Benjamin Black
causes trouble here.

See also the archive & talks.

An individual post follows.

Service Level Disagreements

Vijay posted a (better late than never) rebuttal to a post from November last year by Joe Weinman of AT&T. I agree with all the points Vijay makes, and want to focus in on a particular area of Joe’s article:

(4) SLAs with financial penalties – Not only won’t enterprises accept “Well, after all, it’s still in beta” as an excuse for service outages, they demand meaningful SLAs (service level agreements) with clear metrics for evaluating achievement of those SLAs, backed up by monitoring and management systems, and financial penalties such as credits or refunds if service levels aren’t met. A “free” or low-cost service with questionable delivery quality is about as attractive to a CIO as an offer of free neurosurgery from someone who just skimmed a blog on how to do it in three easy steps.

Ah, the mighty service level agreement! The tooth and claw by which the wily customer brings the vendor to heel. Get the SLA right and you, the customer, can sit back and relax, safe in the knowledge that should there be an outage, you are covered. Your business is protected from harm by the warm, experienced embrace of a big, stable telco. Pinch me, I must be dreaming.

Vijay refers to SLAs as “an actuarial game”. The situation is rather worse than that. The trouble is that many intelligent people mistake an SLA for an insurance policy. It most definitely is not.

An insurance policy is purchased for a price, often based on actuarial tables, that reflects the risk of the policy being paid out and the size of the pay out. The value of the policy is that it is a hedge: in the event of a claim, the holder is compensated for (approximately) the full value lost. The insurance industry is predicated on most policy holders paying far more over the life of their policies than they are paid out, and on there not being catastrophic events that cause simultaneous claims by a large number of policy holders.

A service level agreement does not work this way. An SLA is not a hedge against the business impact of an outage: it is a refund policy. The maximum value of an SLA ‘claim’ is your monthly bill. The cost to your business of an SLA failure is likely to be far higher, but you will not be compensated for that loss. A six hour service outage might cost your small business 10,000 dollars. receiving a 500 dollar service credit is cold comfort.

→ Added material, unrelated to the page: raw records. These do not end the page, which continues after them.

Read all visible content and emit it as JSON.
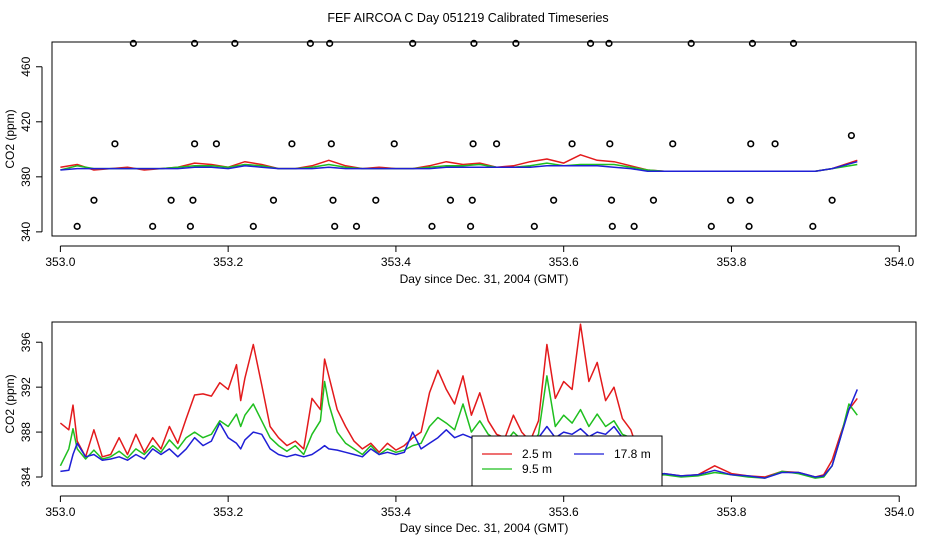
{
  "title": "FEF AIRCOA C  Day 051219  Calibrated Timeseries",
  "chart_data": [
    {
      "type": "line",
      "panel": "top",
      "xlabel": "Day since Dec. 31, 2004 (GMT)",
      "ylabel": "CO2 (ppm)",
      "xlim": [
        352.99,
        354.02
      ],
      "ylim": [
        337,
        478
      ],
      "xticks": [
        353.0,
        353.2,
        353.4,
        353.6,
        353.8,
        354.0
      ],
      "xtick_labels": [
        "353.0",
        "353.2",
        "353.4",
        "353.6",
        "353.8",
        "354.0"
      ],
      "yticks": [
        340,
        380,
        420,
        460
      ],
      "ytick_labels": [
        "340",
        "380",
        "420",
        "460"
      ],
      "colors": {
        "red": "#e31a1c",
        "green": "#1fbf1f",
        "blue": "#1f1fd6"
      },
      "series": [
        {
          "name": "2.5 m",
          "color": "red",
          "x": [
            353.0,
            353.02,
            353.04,
            353.06,
            353.08,
            353.1,
            353.12,
            353.14,
            353.16,
            353.18,
            353.2,
            353.22,
            353.24,
            353.26,
            353.28,
            353.3,
            353.32,
            353.34,
            353.36,
            353.38,
            353.4,
            353.42,
            353.44,
            353.46,
            353.48,
            353.5,
            353.52,
            353.54,
            353.56,
            353.58,
            353.6,
            353.62,
            353.64,
            353.66,
            353.68,
            353.7,
            353.72,
            353.75,
            353.8,
            353.85,
            353.9,
            353.92,
            353.95
          ],
          "y": [
            387,
            389,
            385,
            386,
            387,
            385,
            386,
            387,
            390,
            389,
            387,
            391,
            389,
            386,
            386,
            388,
            392,
            388,
            386,
            387,
            386,
            386,
            388,
            391,
            389,
            390,
            387,
            388,
            391,
            393,
            390,
            396,
            392,
            391,
            388,
            385,
            384,
            384,
            384,
            384,
            384,
            386,
            392
          ]
        },
        {
          "name": "9.5 m",
          "color": "green",
          "x": [
            353.0,
            353.02,
            353.04,
            353.06,
            353.08,
            353.1,
            353.12,
            353.14,
            353.16,
            353.18,
            353.2,
            353.22,
            353.24,
            353.26,
            353.28,
            353.3,
            353.32,
            353.34,
            353.36,
            353.38,
            353.4,
            353.42,
            353.44,
            353.46,
            353.48,
            353.5,
            353.52,
            353.54,
            353.56,
            353.58,
            353.6,
            353.62,
            353.64,
            353.66,
            353.68,
            353.7,
            353.72,
            353.75,
            353.8,
            353.85,
            353.9,
            353.92,
            353.95
          ],
          "y": [
            385,
            388,
            386,
            386,
            386,
            386,
            386,
            387,
            388,
            388,
            387,
            389,
            388,
            386,
            386,
            387,
            389,
            387,
            386,
            386,
            386,
            386,
            387,
            388,
            388,
            389,
            387,
            387,
            388,
            390,
            388,
            389,
            389,
            389,
            387,
            385,
            384,
            384,
            384,
            384,
            384,
            386,
            389
          ]
        },
        {
          "name": "17.8 m",
          "color": "blue",
          "x": [
            353.0,
            353.02,
            353.04,
            353.06,
            353.08,
            353.1,
            353.12,
            353.14,
            353.16,
            353.18,
            353.2,
            353.22,
            353.24,
            353.26,
            353.28,
            353.3,
            353.32,
            353.34,
            353.36,
            353.38,
            353.4,
            353.42,
            353.44,
            353.46,
            353.48,
            353.5,
            353.52,
            353.54,
            353.56,
            353.58,
            353.6,
            353.62,
            353.64,
            353.66,
            353.68,
            353.7,
            353.72,
            353.75,
            353.8,
            353.85,
            353.9,
            353.92,
            353.95
          ],
          "y": [
            385,
            386,
            386,
            386,
            386,
            386,
            386,
            386,
            387,
            387,
            386,
            388,
            387,
            386,
            386,
            386,
            387,
            386,
            386,
            386,
            386,
            386,
            386,
            387,
            387,
            387,
            387,
            387,
            387,
            388,
            388,
            388,
            388,
            387,
            386,
            384,
            384,
            384,
            384,
            384,
            384,
            386,
            391
          ]
        }
      ],
      "outliers": {
        "x": [
          353.02,
          353.04,
          353.065,
          353.087,
          353.11,
          353.132,
          353.155,
          353.158,
          353.16,
          353.16,
          353.186,
          353.208,
          353.23,
          353.254,
          353.276,
          353.298,
          353.321,
          353.323,
          353.325,
          353.327,
          353.353,
          353.376,
          353.398,
          353.42,
          353.443,
          353.465,
          353.489,
          353.491,
          353.492,
          353.493,
          353.52,
          353.543,
          353.565,
          353.588,
          353.61,
          353.632,
          353.654,
          353.655,
          353.657,
          353.658,
          353.684,
          353.707,
          353.73,
          353.752,
          353.776,
          353.799,
          353.821,
          353.822,
          353.823,
          353.825,
          353.852,
          353.874,
          353.897,
          353.92,
          353.943
        ],
        "y": [
          344,
          363,
          404,
          477,
          344,
          363,
          344,
          363,
          404,
          477,
          404,
          477,
          344,
          363,
          404,
          477,
          477,
          404,
          363,
          344,
          344,
          363,
          404,
          477,
          344,
          363,
          344,
          363,
          404,
          477,
          404,
          477,
          344,
          363,
          404,
          477,
          477,
          404,
          363,
          344,
          344,
          363,
          404,
          477,
          344,
          363,
          344,
          363,
          404,
          477,
          404,
          477,
          344,
          363,
          410
        ]
      }
    },
    {
      "type": "line",
      "panel": "bottom",
      "xlabel": "Day since Dec. 31, 2004 (GMT)",
      "ylabel": "CO2 (ppm)",
      "xlim": [
        352.99,
        354.02
      ],
      "ylim": [
        383.2,
        397.8
      ],
      "xticks": [
        353.0,
        353.2,
        353.4,
        353.6,
        353.8,
        354.0
      ],
      "xtick_labels": [
        "353.0",
        "353.2",
        "353.4",
        "353.6",
        "353.8",
        "354.0"
      ],
      "yticks": [
        384,
        388,
        392,
        396
      ],
      "ytick_labels": [
        "384",
        "388",
        "392",
        "396"
      ],
      "legend": {
        "placement": "lower-center",
        "entries": [
          "2.5 m",
          "9.5 m",
          "17.8 m"
        ]
      },
      "colors": {
        "red": "#e31a1c",
        "green": "#1fbf1f",
        "blue": "#1f1fd6"
      },
      "series": [
        {
          "name": "2.5 m",
          "color": "red",
          "x": [
            353.0,
            353.01,
            353.015,
            353.02,
            353.03,
            353.04,
            353.05,
            353.06,
            353.07,
            353.08,
            353.09,
            353.1,
            353.11,
            353.12,
            353.13,
            353.14,
            353.15,
            353.16,
            353.17,
            353.18,
            353.19,
            353.2,
            353.21,
            353.215,
            353.22,
            353.23,
            353.24,
            353.25,
            353.26,
            353.27,
            353.28,
            353.29,
            353.3,
            353.31,
            353.315,
            353.32,
            353.33,
            353.34,
            353.35,
            353.36,
            353.37,
            353.38,
            353.39,
            353.4,
            353.41,
            353.42,
            353.43,
            353.44,
            353.45,
            353.46,
            353.47,
            353.48,
            353.49,
            353.5,
            353.51,
            353.52,
            353.53,
            353.54,
            353.55,
            353.56,
            353.57,
            353.58,
            353.59,
            353.6,
            353.61,
            353.62,
            353.63,
            353.64,
            353.65,
            353.66,
            353.67,
            353.68,
            353.69,
            353.7,
            353.71,
            353.72,
            353.74,
            353.76,
            353.78,
            353.8,
            353.82,
            353.84,
            353.86,
            353.88,
            353.9,
            353.91,
            353.92,
            353.93,
            353.94,
            353.95
          ],
          "y": [
            388.8,
            388.2,
            390.4,
            387.2,
            385.8,
            388.2,
            385.8,
            386.0,
            387.5,
            386.0,
            387.8,
            386.2,
            387.5,
            386.5,
            388.5,
            387.0,
            389.2,
            391.3,
            391.4,
            391.2,
            392.4,
            391.8,
            394.0,
            390.8,
            392.8,
            395.8,
            392.2,
            388.5,
            387.5,
            386.8,
            387.2,
            386.5,
            391.0,
            390.0,
            394.5,
            393.0,
            390.0,
            388.5,
            387.2,
            386.5,
            387.0,
            386.2,
            387.0,
            386.4,
            386.8,
            387.5,
            388.0,
            391.5,
            393.5,
            391.8,
            390.5,
            393.0,
            389.5,
            391.5,
            389.0,
            387.8,
            387.5,
            389.5,
            388.0,
            387.2,
            389.0,
            395.8,
            391.0,
            392.5,
            391.8,
            397.6,
            392.5,
            394.2,
            390.8,
            392.0,
            389.2,
            388.2,
            386.0,
            384.6,
            384.2,
            384.3,
            384.1,
            384.2,
            385.0,
            384.3,
            384.1,
            384.0,
            384.5,
            384.4,
            384.0,
            384.2,
            385.5,
            387.8,
            390.0,
            391.0
          ]
        },
        {
          "name": "9.5 m",
          "color": "green",
          "x": [
            353.0,
            353.01,
            353.015,
            353.02,
            353.03,
            353.04,
            353.05,
            353.06,
            353.07,
            353.08,
            353.09,
            353.1,
            353.11,
            353.12,
            353.13,
            353.14,
            353.15,
            353.16,
            353.17,
            353.18,
            353.19,
            353.2,
            353.21,
            353.215,
            353.22,
            353.23,
            353.24,
            353.25,
            353.26,
            353.27,
            353.28,
            353.29,
            353.3,
            353.31,
            353.315,
            353.32,
            353.33,
            353.34,
            353.35,
            353.36,
            353.37,
            353.38,
            353.39,
            353.4,
            353.41,
            353.42,
            353.43,
            353.44,
            353.45,
            353.46,
            353.47,
            353.48,
            353.49,
            353.5,
            353.51,
            353.52,
            353.53,
            353.54,
            353.55,
            353.56,
            353.57,
            353.58,
            353.59,
            353.6,
            353.61,
            353.62,
            353.63,
            353.64,
            353.65,
            353.66,
            353.67,
            353.68,
            353.69,
            353.7,
            353.71,
            353.72,
            353.74,
            353.76,
            353.78,
            353.8,
            353.82,
            353.84,
            353.86,
            353.88,
            353.9,
            353.91,
            353.92,
            353.93,
            353.94,
            353.95
          ],
          "y": [
            385.0,
            386.5,
            388.3,
            386.5,
            385.6,
            386.4,
            385.6,
            385.8,
            386.3,
            385.7,
            386.5,
            386.0,
            386.8,
            386.2,
            387.3,
            386.5,
            387.5,
            388.0,
            387.5,
            387.8,
            389.0,
            388.5,
            389.6,
            388.5,
            389.5,
            390.5,
            389.0,
            387.5,
            386.8,
            386.3,
            386.8,
            386.0,
            387.8,
            389.0,
            392.5,
            390.5,
            388.0,
            387.0,
            386.5,
            386.0,
            386.8,
            386.0,
            386.5,
            386.2,
            386.4,
            386.8,
            387.0,
            388.5,
            389.3,
            388.8,
            388.2,
            390.5,
            388.0,
            389.0,
            387.8,
            387.3,
            387.0,
            388.0,
            387.3,
            386.8,
            387.8,
            393.0,
            388.5,
            389.5,
            388.8,
            390.0,
            388.5,
            389.6,
            388.5,
            389.0,
            387.8,
            387.5,
            385.8,
            384.4,
            384.1,
            384.2,
            384.0,
            384.1,
            384.4,
            384.2,
            384.0,
            383.9,
            384.5,
            384.3,
            383.9,
            384.0,
            385.0,
            387.5,
            390.5,
            389.5
          ]
        },
        {
          "name": "17.8 m",
          "color": "blue",
          "x": [
            353.0,
            353.01,
            353.015,
            353.02,
            353.03,
            353.04,
            353.05,
            353.06,
            353.07,
            353.08,
            353.09,
            353.1,
            353.11,
            353.12,
            353.13,
            353.14,
            353.15,
            353.16,
            353.17,
            353.18,
            353.19,
            353.2,
            353.21,
            353.215,
            353.22,
            353.23,
            353.24,
            353.25,
            353.26,
            353.27,
            353.28,
            353.29,
            353.3,
            353.31,
            353.315,
            353.32,
            353.33,
            353.34,
            353.35,
            353.36,
            353.37,
            353.38,
            353.39,
            353.4,
            353.41,
            353.42,
            353.43,
            353.44,
            353.45,
            353.46,
            353.47,
            353.48,
            353.49,
            353.5,
            353.51,
            353.52,
            353.53,
            353.54,
            353.55,
            353.56,
            353.57,
            353.58,
            353.59,
            353.6,
            353.61,
            353.62,
            353.63,
            353.64,
            353.65,
            353.66,
            353.67,
            353.68,
            353.69,
            353.7,
            353.71,
            353.72,
            353.74,
            353.76,
            353.78,
            353.8,
            353.82,
            353.84,
            353.86,
            353.88,
            353.9,
            353.91,
            353.92,
            353.93,
            353.94,
            353.95
          ],
          "y": [
            384.5,
            384.6,
            386.0,
            387.0,
            385.8,
            386.0,
            385.5,
            385.6,
            385.8,
            385.5,
            386.0,
            385.6,
            386.5,
            386.0,
            386.5,
            385.8,
            386.5,
            387.5,
            386.8,
            387.2,
            388.8,
            387.5,
            387.0,
            386.5,
            387.3,
            388.0,
            387.8,
            386.5,
            386.0,
            385.8,
            386.0,
            385.8,
            386.0,
            386.5,
            386.8,
            386.5,
            386.4,
            386.2,
            386.0,
            385.8,
            386.5,
            386.0,
            386.2,
            386.0,
            386.2,
            388.0,
            386.5,
            387.0,
            387.5,
            388.2,
            387.5,
            387.8,
            387.5,
            387.6,
            387.2,
            387.3,
            387.0,
            387.5,
            387.2,
            387.0,
            387.5,
            388.5,
            387.5,
            388.0,
            387.8,
            388.3,
            387.6,
            388.0,
            387.8,
            388.5,
            387.5,
            387.0,
            385.5,
            384.3,
            384.2,
            384.3,
            384.1,
            384.2,
            384.6,
            384.2,
            384.1,
            383.9,
            384.4,
            384.4,
            384.0,
            384.1,
            385.0,
            387.5,
            390.0,
            391.8
          ]
        }
      ]
    }
  ]
}
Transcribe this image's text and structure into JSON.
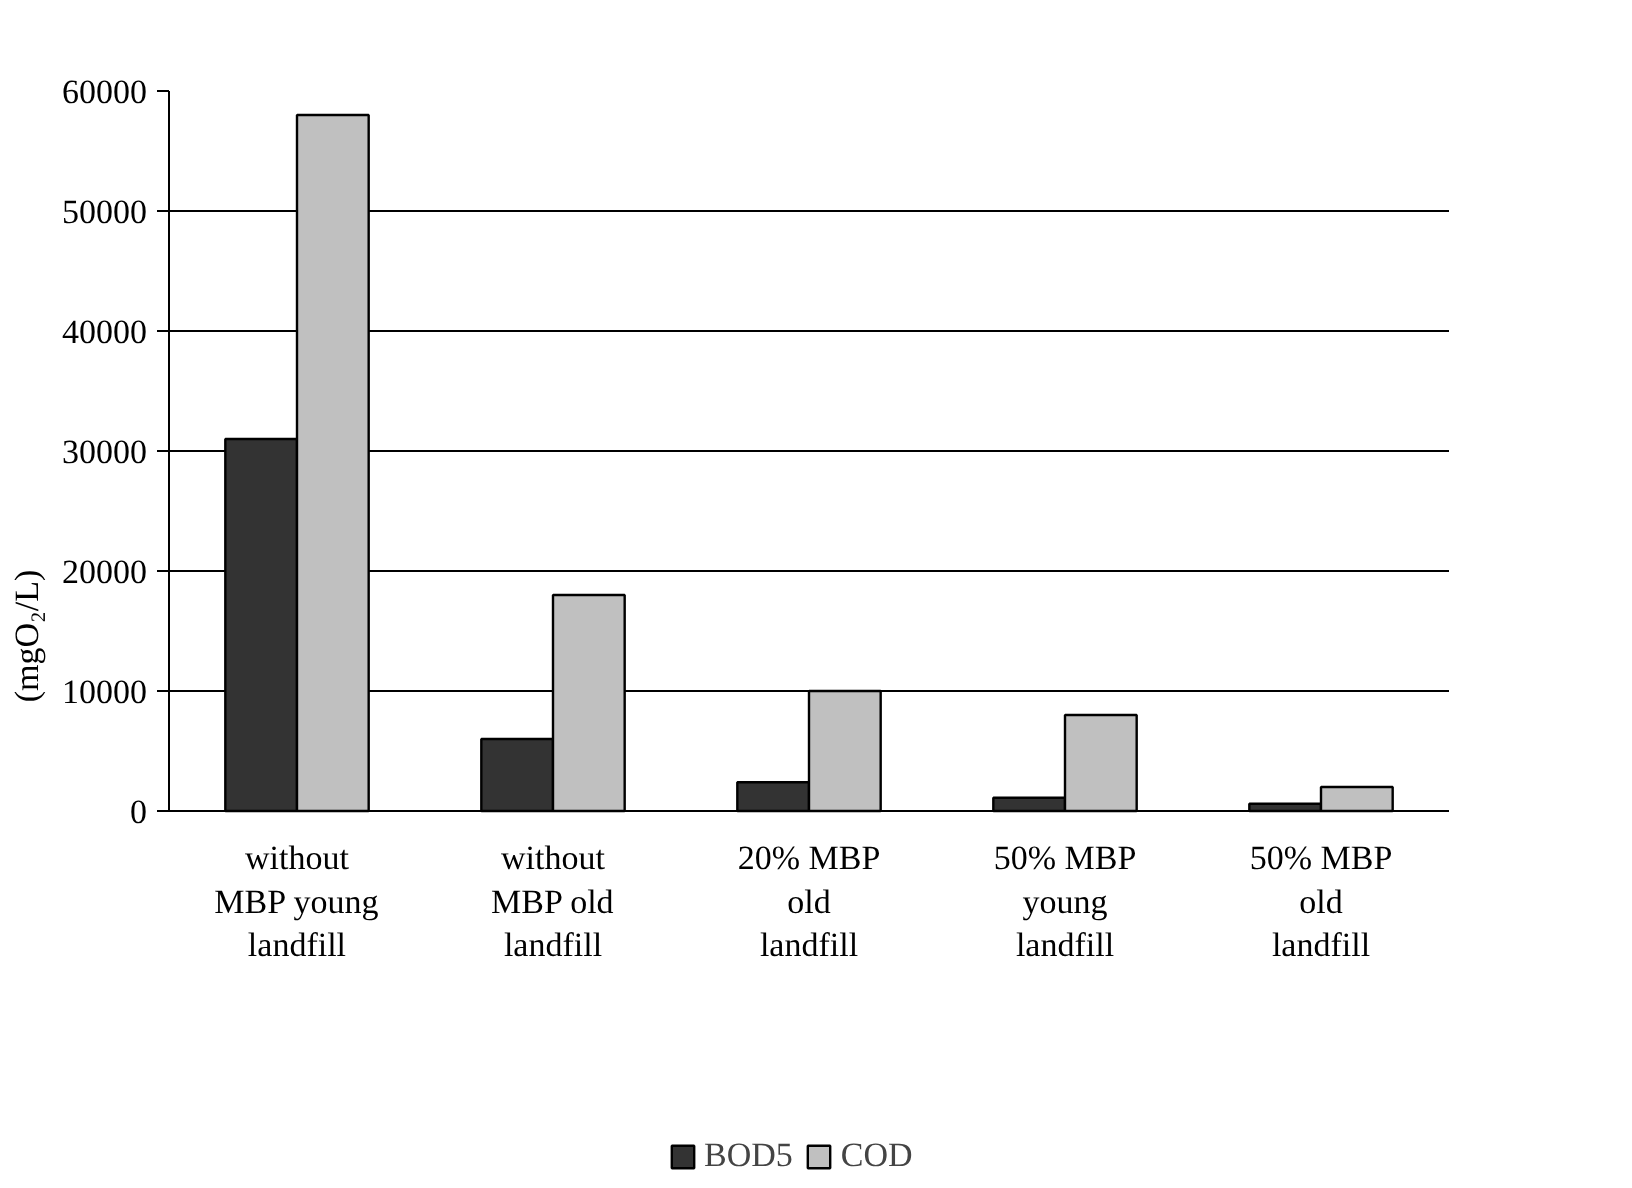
{
  "chart_data": {
    "type": "bar",
    "ylabel": "(mgO₂/L)",
    "categories": [
      "without MBP young landfill",
      "without MBP old landfill",
      "20% MBP old landfill",
      "50% MBP young landfill",
      "50% MBP old landfill"
    ],
    "series": [
      {
        "name": "BOD5",
        "color": "#333333",
        "values": [
          31000,
          6000,
          2400,
          1100,
          600
        ]
      },
      {
        "name": "COD",
        "color": "#c0c0c0",
        "values": [
          58000,
          18000,
          10000,
          8000,
          2000
        ]
      }
    ],
    "ylim": [
      0,
      60000
    ],
    "yticks": [
      0,
      10000,
      20000,
      30000,
      40000,
      50000,
      60000
    ],
    "grid": "y",
    "legend": "bottom"
  }
}
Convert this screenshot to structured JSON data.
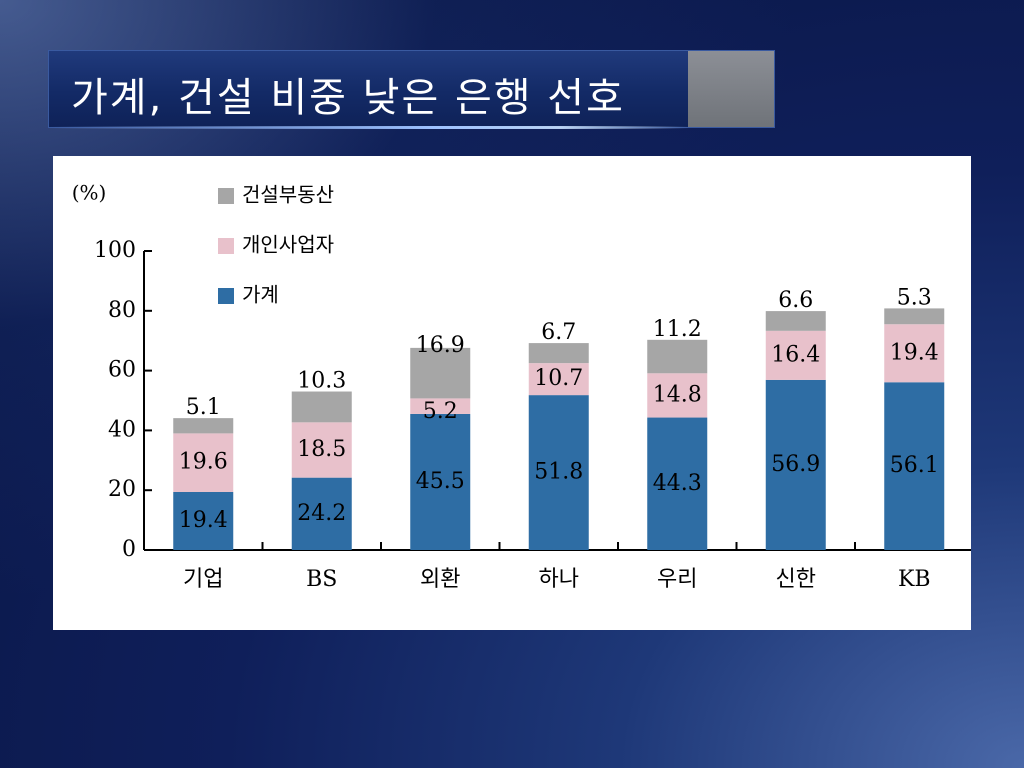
{
  "slide": {
    "title": "가계, 건설 비중 낮은 은행 선호"
  },
  "colors": {
    "household": "#2e6da4",
    "sole_proprietor": "#e8c1cb",
    "construction": "#a6a6a6"
  },
  "chart_data": {
    "type": "bar",
    "stacked": true,
    "title": "",
    "xlabel": "",
    "ylabel": "(%)",
    "ylim": [
      0,
      100
    ],
    "yticks": [
      0,
      20,
      40,
      60,
      80,
      100
    ],
    "legend_position": "top-left",
    "categories": [
      "기업",
      "BS",
      "외환",
      "하나",
      "우리",
      "신한",
      "KB"
    ],
    "series": [
      {
        "name": "가계",
        "color": "#2e6da4",
        "values": [
          19.4,
          24.2,
          45.5,
          51.8,
          44.3,
          56.9,
          56.1
        ]
      },
      {
        "name": "개인사업자",
        "color": "#e8c1cb",
        "values": [
          19.6,
          18.5,
          5.2,
          10.7,
          14.8,
          16.4,
          19.4
        ]
      },
      {
        "name": "건설부동산",
        "color": "#a6a6a6",
        "values": [
          5.1,
          10.3,
          16.9,
          6.7,
          11.2,
          6.6,
          5.3
        ]
      }
    ],
    "legend_order": [
      "건설부동산",
      "개인사업자",
      "가계"
    ]
  }
}
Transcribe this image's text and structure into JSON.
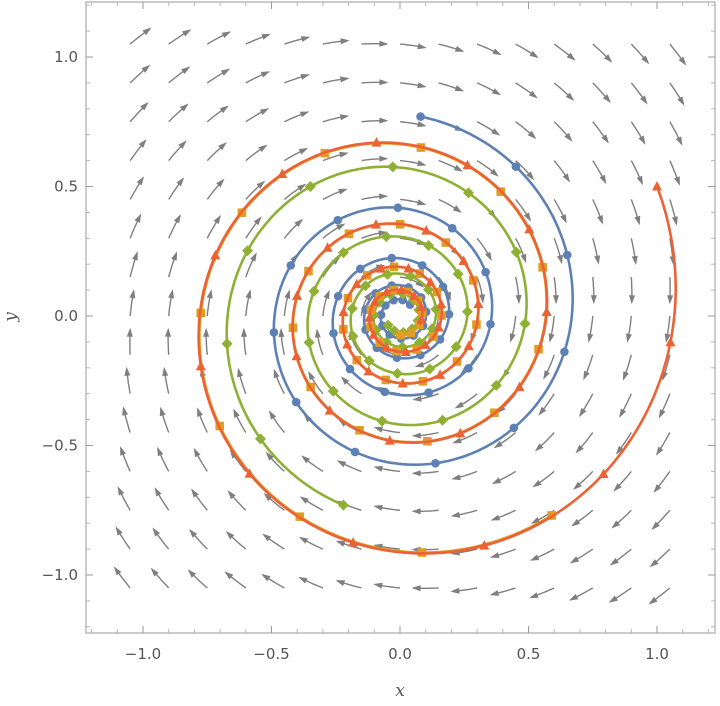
{
  "chart_data": {
    "type": "scatter",
    "subtype": "stream-plot-with-trajectories",
    "xlabel": "x",
    "ylabel": "y",
    "xlim": [
      -1.22,
      1.22
    ],
    "ylim": [
      -1.22,
      1.22
    ],
    "xticks": [
      -1.0,
      -0.5,
      0.0,
      0.5,
      1.0
    ],
    "yticks": [
      -1.0,
      -0.5,
      0.0,
      0.5,
      1.0
    ],
    "xtick_labels": [
      "−1.0",
      "−0.5",
      "0.0",
      "0.5",
      "1.0"
    ],
    "ytick_labels": [
      "−1.0",
      "−0.5",
      "0.0",
      "0.5",
      "1.0"
    ],
    "grid": false,
    "legend": "none",
    "vector_field": {
      "dx": "-0.1*x + 1.0*y",
      "dy": "-1.0*x - 0.1*y",
      "note_color": "#7f7f7f"
    },
    "series": [
      {
        "marker": "circle",
        "color": "#5e81b5",
        "start": [
          0.08,
          0.77
        ],
        "time_steps": 26
      },
      {
        "marker": "diamond",
        "color": "#8fb032",
        "start": [
          -0.22,
          -0.73
        ],
        "time_steps": 26
      },
      {
        "marker": "square",
        "color": "#e19c24",
        "start": [
          0.59,
          -0.77
        ],
        "time_steps": 26
      },
      {
        "marker": "triangle",
        "color": "#eb6235",
        "start": [
          1.0,
          0.5
        ],
        "time_steps": 26
      }
    ]
  }
}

SLA failures become more common as you move up the stack from the rigid, extremely well-characterized, layer 1 telco sweet spot. Outages that impact large sections of your customer base simultaneously are inevitable in large-scale, shared software infrastructure. If SLAs were insurance policies, vendors would quickly be out of business.

Given this, the question remains: how do you achieve confidence in the availability of the services on which your business relies? The answer is to use multiple vendors for the same services. This is already common practice in other areas: internet connection multihoming, multiple CDN vendors, multiple ad networks, etc. The cloud does not change this. If you want high availability, you’re going to have to work for it.